Q1(v):

Solve the following pair of linear equations by the substitution method. (v) $\sqrt{2}x + \sqrt{3}y = 0$; $\sqrt{3}x - \sqrt{8}y = 0$

Given: A pair of linear equations in two variables:

(i) $\sqrt{2}x + \sqrt{3}y = 0$

(ii) $\sqrt{3}x - \sqrt{8}y = 0$

To find: The values of $x$ and $y$ that satisfy both equations simultaneously using the substitution method.

Step 1: Expressing one variable in terms of the other from Equation (i)

Let the given equations be:

$\sqrt{2}x + \sqrt{3}y = 0$ --- (Equation 1)

$\sqrt{3}x - \sqrt{8}y = 0$ --- (Equation 2)

From Equation (1), isolate $x$:

$\sqrt{2}x = -\sqrt{3}y$

$x = -\frac{\sqrt{3}}{\sqrt{2}}y$ --- (Equation 3)

Step 2: Substituting the expression for $x$ into Equation (2)

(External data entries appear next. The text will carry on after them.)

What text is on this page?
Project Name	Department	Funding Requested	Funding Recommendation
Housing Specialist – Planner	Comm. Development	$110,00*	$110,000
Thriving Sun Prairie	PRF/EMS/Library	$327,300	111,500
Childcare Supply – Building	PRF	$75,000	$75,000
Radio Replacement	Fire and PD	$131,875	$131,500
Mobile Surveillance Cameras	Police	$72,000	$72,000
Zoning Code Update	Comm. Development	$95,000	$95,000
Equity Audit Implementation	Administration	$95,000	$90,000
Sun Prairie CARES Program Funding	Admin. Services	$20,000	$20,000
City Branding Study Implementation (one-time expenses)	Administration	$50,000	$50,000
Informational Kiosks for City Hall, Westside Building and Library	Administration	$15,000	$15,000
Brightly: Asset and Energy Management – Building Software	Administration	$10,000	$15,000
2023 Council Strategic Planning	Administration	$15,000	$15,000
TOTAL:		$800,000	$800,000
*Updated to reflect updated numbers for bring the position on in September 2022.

Substitute $x = -\frac{\sqrt{3}}{\sqrt{2}}y$ into Equation (2):

$\sqrt{3}\left(-\frac{\sqrt{3}}{\sqrt{2}}y\right) - \sqrt{8}y = 0$

[Distributing $\sqrt{3}$ into the parenthesis]:

$-\frac{3}{\sqrt{2}}y - \sqrt{8}y = 0$

[Note: $\sqrt{8} = \sqrt{4 \times 2} = 2\sqrt{2}$]:

$-\frac{3}{\sqrt{2}}y - 2\sqrt{2}y = 0$

Step 3: Solving for $y$

Factor out $y$ from the expression:

$y \left( -\frac{3}{\sqrt{2}} - 2\sqrt{2} \right) = 0$

[To combine the terms inside the parenthesis, find a common denominator of $\sqrt{2}$]:

$y \left( \frac{-3 - 2\sqrt{2}(\sqrt{2})}{\sqrt{2}} \right) = 0$

$y \left( \frac{-3 - 2(2)}{\sqrt{2}} \right) = 0$

$y \left( \frac{-3 - 4}{\sqrt{2}} \right) = 0$

$y \left( \frac{-7}{\sqrt{2}} \right) = 0$

[Since $\frac{-7}{\sqrt{2}} \neq 0$, we must have $y = 0$]:

$y = 0$

Step 4: Solving for $x$

Substitute the value $y = 0$ back into Equation (3):

$x = -\frac{\sqrt{3}}{\sqrt{2}}(0)$

$x = 0$

Verification:

Substitute $x=0, y=0$ into Equation (1): $\sqrt{2}(0) + \sqrt{3}(0) = 0 + 0 = 0$. (Correct)

Substitute $x=0, y=0$ into Equation (2): $\sqrt{3}(0) - \sqrt{8}(0) = 0 - 0 = 0$. (Correct)

Final Answer: The solution to the system of equations is $x = 0$ and $y = 0$.